Güreşler, 20 dakikalık bölümler halinde yapılıyor ve bir gösteri iki saate yakın sürüyor. Boğaların hepsi vahşi ortamda yetiştirilmiş, güçlü, çevik ve akıllı hayvanlar. Öldürülen boğaların etleri, yoksul ve kimsesizlere dağıtılıyor. Matador boğayı öldüremese de o boğa her halukarda kesiliyor, çünkü hafızaları çok güçlü olduğu için tekrar sahaya çıkarmak mümkün değil, yani sahaya çıkan boğa, baştan kaybetmiş durumda. Boğanın kalbi, sırtına çok yakın olduğundan sırtına nişan alınıyor ve cüssesine göre çok küçük olan kalbi tutturmak  da o kadar kolay bir iş değil.

Alışık olmayana vahşet gibi gelse de boğa güreşi  aslında bir ata sporu. Dayanıklılık, cesaret ve stratejik taktik gerektiren bir spor. Matadorlar, futbol ya da film yıldızları kadar popüler oldukları için, ünlü matadorları anlatan birde küçük müze var, Museo Taurino-boğa güreşi müzesi.

Çocuklar ilk kez hakkında bilgi edindikleri böyle bir spordan etkilenmiş görünüyorlar ve arenanın ortasına indiklerinde, sanki her an bir boğa fırlayacakmış gibi ürküyorlar. Farklı hayatlarda, farklı gelenekler ve farklı bir spor hakkında bilgi edinmiş olmaları ise hayatta kazandıkları bir başka artı.

Kan ve vahşet hikayesinden sonra ne kadar sevimsiz gelse de acıktığımız için, tapa‘ları oldukça methedilen popüler bir restoranı arıyoruz. Calle Maria Molina ile Calle Serano’nun kesişmesinde, Museo Galdiano’nun tam karşısında yer alan ‘’Jose Luis’’.

Daha ziayede Madrid’in elit ve iş kesiminin rağbet ettiği, az sayıda turistin bulunduğu, şık bir tapas bar burası. Bizim anladığımız dilde meze olarak tarif edilen ‘’tapa’’lar, ülkede yapılan yere göre çeşitli. Seçtiğiniz meze, genellikle bir dilim ekmek üzerinde servis ediliyor.( Barselonada daha farklı ) İstanbul Taksim’de, Duran Sandwiç’de neredeyse aynılarını bulabileceğiniz bu tapa’ların yöresel özellikte olanları, ( Kastilya-Bask- Katalan  v.s. ) farklılıklar gösteriyor elbette.

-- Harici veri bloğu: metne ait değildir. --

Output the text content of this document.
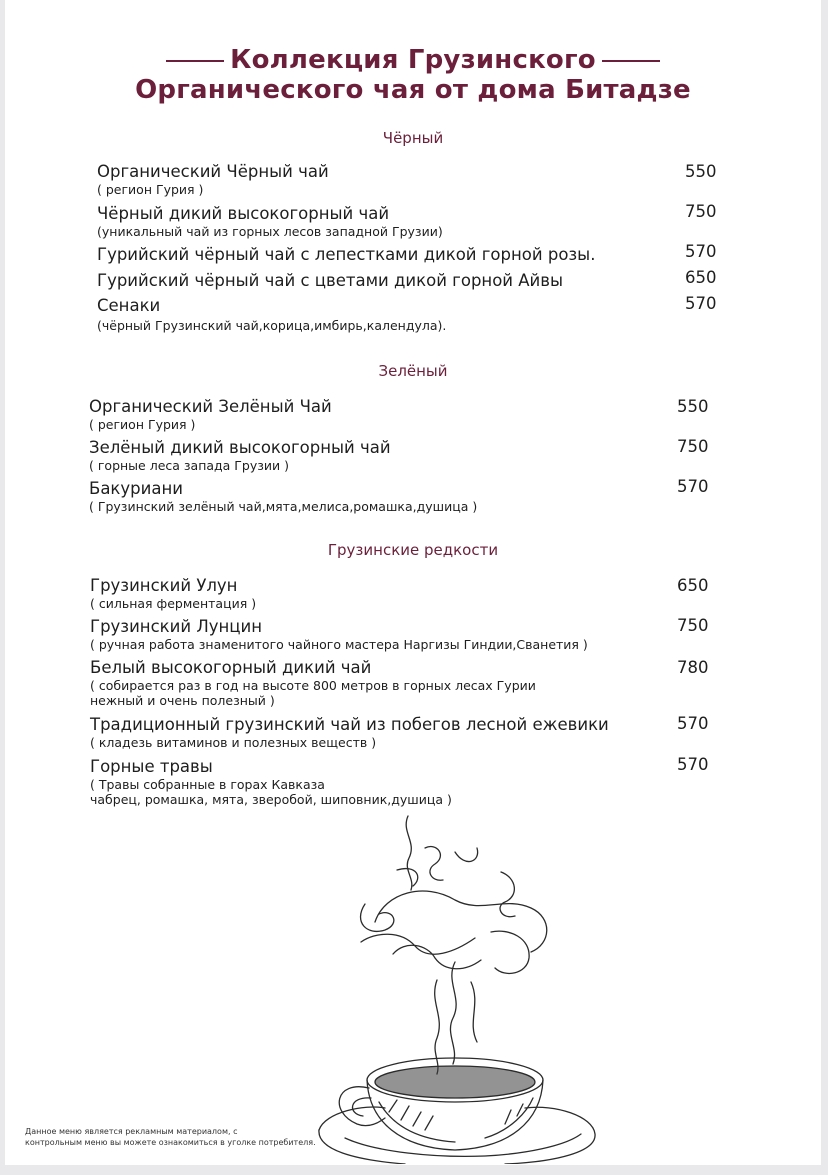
Коллекция Грузинского
Органического чая от дома Битадзе
Чёрный
Органический Чёрный чай
( регион Гурия )
550
Чёрный дикий высокогорный чай
(уникальный чай из горных лесов западной Грузии)
750
Гурийский чёрный чай с лепестками дикой горной розы.	570
Гурийский чёрный чай с цветами дикой горной Айвы	650
Сенаки
(чёрный Грузинский чай,корица,имбирь,календула).
570
Зелёный
Органический Зелёный Чай
( регион Гурия )
550
Зелёный дикий высокогорный чай
( горные леса запада Грузии )
750
Бакуриани
( Грузинский зелёный чай,мята,мелиса,ромашка,душица )
570
Грузинские редкости
Грузинский Улун
( сильная ферментация )
650
Грузинский Лунцин
( ручная работа знаменитого чайного мастера Наргизы Гиндии,Сванетия )
750
Белый высокогорный дикий чай
( собирается раз в год на высоте 800 метров в горных лесах Гурии
нежный и очень полезный )
780
Традиционный грузинский чай из побегов лесной ежевики
( кладезь витаминов и полезных веществ )
570
Горные травы
( Травы собранные в горах Кавказа
чабрец, ромашка, мята, зверобой, шиповник,душица )
570
Данное меню является рекламным материалом, с
контрольным меню вы можете ознакомиться в уголке потребителя.
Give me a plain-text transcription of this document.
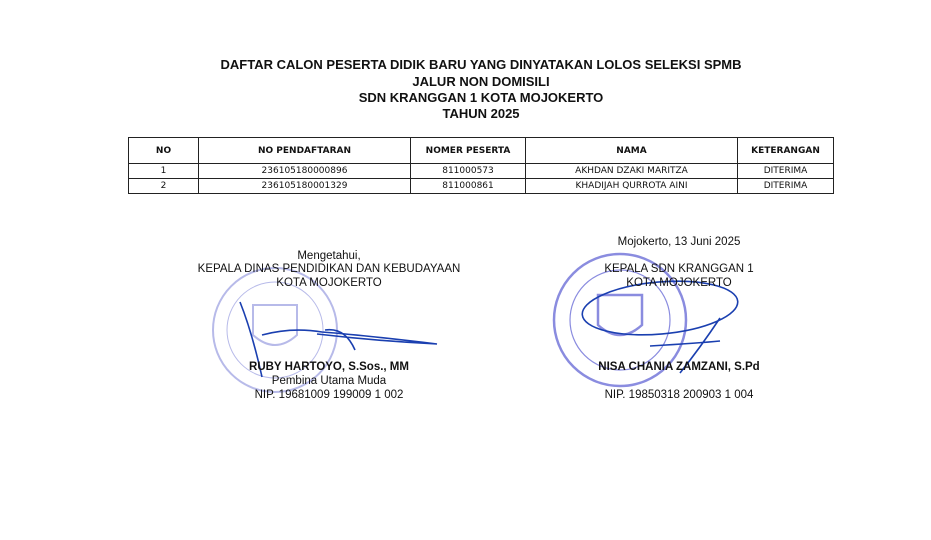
DAFTAR CALON PESERTA DIDIK BARU YANG DINYATAKAN LOLOS SELEKSI SPMB
JALUR NON DOMISILI
SDN KRANGGAN 1 KOTA MOJOKERTO
TAHUN 2025
NO	NO PENDAFTARAN	NOMER PESERTA	NAMA	KETERANGAN
1	236105180000896	811000573	AKHDAN DZAKI MARITZA	DITERIMA
2	236105180001329	811000861	KHADIJAH QURROTA AINI	DITERIMA
Mengetahui,
KEPALA DINAS PENDIDIKAN DAN KEBUDAYAAN
KOTA MOJOKERTO
RUBY HARTOYO, S.Sos., MM
Pembina Utama Muda
NIP. 19681009 199009 1 002
Mojokerto, 13 Juni 2025
KEPALA SDN KRANGGAN 1
KOTA MOJOKERTO
NISA CHANIA ZAMZANI, S.Pd
NIP. 19850318 200903 1 004
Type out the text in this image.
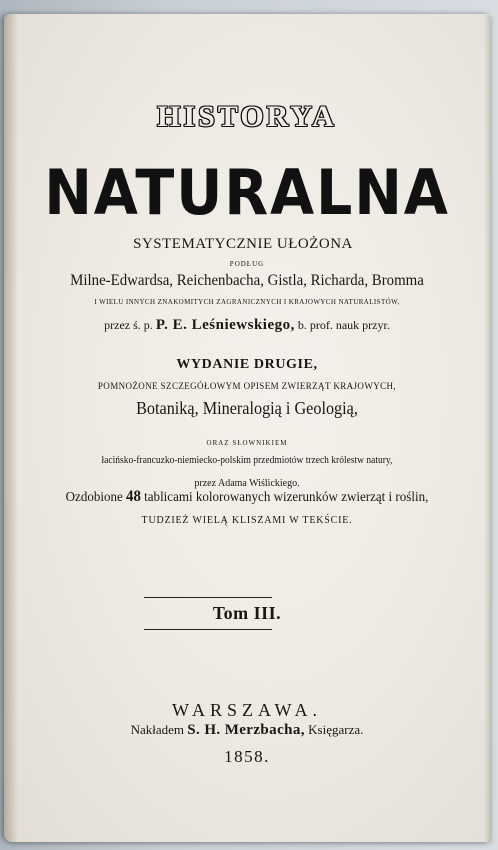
HISTORYA
NATURALNA
SYSTEMATYCZNIE UŁOŻONA
PODŁUG
Milne-Edwardsa, Reichenbacha, Gistla, Richarda, Bromma
I WIELU INNYCH ZNAKOMITYCH ZAGRANICZNYCH I KRAJOWYCH NATURALISTÓW,
przez ś. p. P. E. Leśniewskiego, b. prof. nauk przyr.
WYDANIE DRUGIE,
POMNOŻONE SZCZEGÓŁOWYM OPISEM ZWIERZĄT KRAJOWYCH,
Botaniką, Mineralogią i Geologią,
ORAZ SŁOWNIKIEM
łacińsko-francuzko-niemiecko-polskim przedmiotów trzech królestw natury,
przez Adama Wiślickiego.
Ozdobione 48 tablicami kolorowanych wizerunków zwierząt i roślin,
TUDZIEŻ WIELĄ KLISZAMI W TEKŚCIE.
Tom III.
WARSZAWA.
Nakładem S. H. Merzbacha, Księgarza.
1858.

Yinede Jose Luis’deki lezzetler konusunda tartışmıyoruz. Ününü haketmiş olduğunu hemen belli ediyor. Tapa’ların yanında, İspanyol şarapları bir alternatif elbette ama ben, Madrid’lilerin tercih ettiği, kısaca ‘’fino’’dedikleri sherry çeşidini denemek istiyorum. Ve kola içseydim daha iyi olacaktı diye düşünmeden edemiyorum, lezzete katkısı olan bir içecek gibi gelmiyor.

Yanımızdaki masada oturan bir Fransız aile de yine bir İspanyol spesiyali olan, içinde patates dilimleri ile kalın bir omlet olarak yapılan ‘’tortilla’’yı deniyorlar ve onlar Fransız oldukları için tabi ki şarap içiyorlar. Sonuç olarak, şık bir mekanda, kalabalık olmayan kibar insanların arasında, lezzetli bir İspanyol öğleni yaşıyoruz.

Ailede üç erkek olunca ve Madrid’de futbol konusunda önemli bir şehir olunca, hali ile onlar baskın geliyorlar ve bir başka spor arenasına, dünyanın en büyük futbol kuküplerinden Real Madrid’in Bernabeu Stadı’na gitmek farz oluyor.

Bindiğimiz bir-iki durakta bile metro tahammül edilemez geldiği için, ulaşımı otobüse çeviriyoruz. Böylece, Passeo del Prado Bulvarı’nın kuzey istikametinde, turistik şehir merkezinin dışına doğru ilerleyip, devamı olan Passeo de la Castellana’yı görme, Madrid’in modern yüzüne tanık olma ve nihayet az kalabalık bir muhitte nefes alma imkanı buluyoruz. Merkezden kuzeye çıktıkça Madrid sakinleşiyor, o çılgın kalabalık ve kargaşadan arınarak, modern yüzünü gösteriyor.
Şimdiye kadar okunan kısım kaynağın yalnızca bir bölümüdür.